Táala Hooghan : équipe de bénévoles de Kinłani/Flagstaff Mutual Aid, qui aident l’Aide aux Familles Navajo et Hopi, déchargent de l’eau en cannettes.

RAPPORT SUR LA CONVERGENCE ANARCHISTE AUTOCHTONE QUI A EU LIEU A BIG MOUNTAIN-FLAGSTAFF 14-18 AOÛT 2019

Publié sur le site Taala Hooghan
Et Indigenous Action Media
Le 6 septembre 2019
Traduction Christine Prat

“Pour ce que ça vaut, nous aurons établi une façon de vivre à la fois Autochtone, c’est-à-dire du territoire où nous nous trouvons réellement, et Anarchiste, c’est-à-dire sans contrainte autoritaire.” – Aragorn!

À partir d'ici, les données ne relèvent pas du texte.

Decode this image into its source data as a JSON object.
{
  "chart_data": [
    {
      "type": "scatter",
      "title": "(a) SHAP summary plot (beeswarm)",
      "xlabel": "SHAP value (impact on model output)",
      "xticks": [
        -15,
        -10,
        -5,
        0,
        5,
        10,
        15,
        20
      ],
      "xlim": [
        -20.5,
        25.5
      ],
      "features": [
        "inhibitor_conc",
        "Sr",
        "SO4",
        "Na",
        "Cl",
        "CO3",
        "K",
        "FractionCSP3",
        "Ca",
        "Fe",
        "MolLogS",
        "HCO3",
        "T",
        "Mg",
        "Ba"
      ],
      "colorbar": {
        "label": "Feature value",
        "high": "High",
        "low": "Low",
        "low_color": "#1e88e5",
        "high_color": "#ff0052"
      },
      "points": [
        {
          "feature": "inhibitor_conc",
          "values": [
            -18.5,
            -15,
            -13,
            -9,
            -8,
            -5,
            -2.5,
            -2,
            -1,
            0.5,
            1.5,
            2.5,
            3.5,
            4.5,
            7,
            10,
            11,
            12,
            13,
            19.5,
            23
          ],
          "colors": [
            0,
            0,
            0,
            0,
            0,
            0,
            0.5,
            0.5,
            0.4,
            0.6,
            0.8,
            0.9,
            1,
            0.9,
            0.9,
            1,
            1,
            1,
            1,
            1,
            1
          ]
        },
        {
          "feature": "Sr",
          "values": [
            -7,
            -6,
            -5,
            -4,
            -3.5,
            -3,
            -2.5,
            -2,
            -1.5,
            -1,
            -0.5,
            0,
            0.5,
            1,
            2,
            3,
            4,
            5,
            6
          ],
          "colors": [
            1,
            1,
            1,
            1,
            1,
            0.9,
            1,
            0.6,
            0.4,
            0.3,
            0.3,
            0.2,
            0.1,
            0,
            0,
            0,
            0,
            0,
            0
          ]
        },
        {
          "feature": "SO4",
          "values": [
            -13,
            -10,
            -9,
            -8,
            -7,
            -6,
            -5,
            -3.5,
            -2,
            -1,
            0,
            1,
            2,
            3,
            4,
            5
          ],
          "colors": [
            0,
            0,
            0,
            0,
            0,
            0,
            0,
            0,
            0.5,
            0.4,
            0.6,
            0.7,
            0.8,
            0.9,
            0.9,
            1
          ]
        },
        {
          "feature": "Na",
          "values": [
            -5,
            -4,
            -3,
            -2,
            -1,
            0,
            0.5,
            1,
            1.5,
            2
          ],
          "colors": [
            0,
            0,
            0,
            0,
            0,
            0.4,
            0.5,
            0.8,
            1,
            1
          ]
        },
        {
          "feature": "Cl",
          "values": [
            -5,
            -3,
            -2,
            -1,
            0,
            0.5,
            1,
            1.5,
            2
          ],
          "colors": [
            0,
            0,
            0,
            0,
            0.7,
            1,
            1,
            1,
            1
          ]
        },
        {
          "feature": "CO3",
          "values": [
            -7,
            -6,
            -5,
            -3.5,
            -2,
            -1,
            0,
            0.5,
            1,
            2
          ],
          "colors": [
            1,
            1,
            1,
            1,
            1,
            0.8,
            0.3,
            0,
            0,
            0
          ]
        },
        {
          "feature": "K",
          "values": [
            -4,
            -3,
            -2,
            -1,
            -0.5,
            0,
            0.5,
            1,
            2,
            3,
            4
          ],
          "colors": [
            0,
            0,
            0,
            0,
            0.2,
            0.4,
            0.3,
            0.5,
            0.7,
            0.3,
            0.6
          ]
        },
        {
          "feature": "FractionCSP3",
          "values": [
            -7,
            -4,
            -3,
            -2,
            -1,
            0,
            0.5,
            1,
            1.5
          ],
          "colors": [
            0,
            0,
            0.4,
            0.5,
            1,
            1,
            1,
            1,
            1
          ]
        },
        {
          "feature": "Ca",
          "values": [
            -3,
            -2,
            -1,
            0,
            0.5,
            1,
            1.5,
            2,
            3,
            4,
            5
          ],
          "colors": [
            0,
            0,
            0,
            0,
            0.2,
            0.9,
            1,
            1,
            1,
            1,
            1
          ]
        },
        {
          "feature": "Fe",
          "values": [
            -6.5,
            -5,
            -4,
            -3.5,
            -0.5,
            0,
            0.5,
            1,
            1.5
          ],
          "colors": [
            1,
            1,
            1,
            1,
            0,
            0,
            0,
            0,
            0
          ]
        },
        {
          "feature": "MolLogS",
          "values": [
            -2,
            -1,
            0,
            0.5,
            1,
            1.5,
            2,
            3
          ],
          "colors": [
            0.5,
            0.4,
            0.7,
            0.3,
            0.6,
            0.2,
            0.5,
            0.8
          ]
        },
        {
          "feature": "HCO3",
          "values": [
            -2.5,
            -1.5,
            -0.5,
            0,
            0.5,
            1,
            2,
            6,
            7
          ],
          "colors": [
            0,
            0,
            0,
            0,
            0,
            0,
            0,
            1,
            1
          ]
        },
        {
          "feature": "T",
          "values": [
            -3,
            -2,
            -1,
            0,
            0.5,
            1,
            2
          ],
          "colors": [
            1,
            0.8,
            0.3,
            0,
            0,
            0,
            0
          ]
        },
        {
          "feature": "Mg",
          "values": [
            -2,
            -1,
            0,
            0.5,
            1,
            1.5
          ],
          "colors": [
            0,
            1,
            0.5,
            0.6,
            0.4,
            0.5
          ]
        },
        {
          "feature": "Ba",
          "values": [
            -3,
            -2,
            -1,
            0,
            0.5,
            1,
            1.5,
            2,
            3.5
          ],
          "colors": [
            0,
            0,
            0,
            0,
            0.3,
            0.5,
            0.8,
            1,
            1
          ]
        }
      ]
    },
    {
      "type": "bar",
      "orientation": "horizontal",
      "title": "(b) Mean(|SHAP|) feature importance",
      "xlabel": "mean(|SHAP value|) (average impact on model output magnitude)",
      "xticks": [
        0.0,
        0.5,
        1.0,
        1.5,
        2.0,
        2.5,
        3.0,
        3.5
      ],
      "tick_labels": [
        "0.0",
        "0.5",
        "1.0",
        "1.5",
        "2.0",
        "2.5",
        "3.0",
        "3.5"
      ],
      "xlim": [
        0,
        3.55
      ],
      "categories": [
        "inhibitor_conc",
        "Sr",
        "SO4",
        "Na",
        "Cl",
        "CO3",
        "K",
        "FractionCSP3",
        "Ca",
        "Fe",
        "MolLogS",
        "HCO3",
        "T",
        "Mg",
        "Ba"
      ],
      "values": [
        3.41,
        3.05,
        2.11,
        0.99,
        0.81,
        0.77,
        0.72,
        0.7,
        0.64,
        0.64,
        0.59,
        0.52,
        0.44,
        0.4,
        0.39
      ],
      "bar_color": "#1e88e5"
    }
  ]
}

“Mes ancêtres voulaient l’autonomie, et c’est ce que je veux aussi.” – Jaydene, The Tower

“Nous vivons ici depuis bien avant le gouvernement des Etats-Unis, et nous continuerons à vivre ici longtemps après qu’il ait cessé d’exister” – résistant Diné au déplacement [de population].

Voir aussi l’interview d’Andrew Pedro, Akimel O’odham, avec vidéo sous-titrée en français et texte intégral de l’interview, également en français, sur le même sujet.

Kinłani/Flagstaff, Arizona – Plus de 120 participants et plus de 30 groupes et organisations ont convergé à l’Infoshop Táala Hooghan pour discuter, débattre et échanger leurs perspectives sur l’Anarchisme Autochtone.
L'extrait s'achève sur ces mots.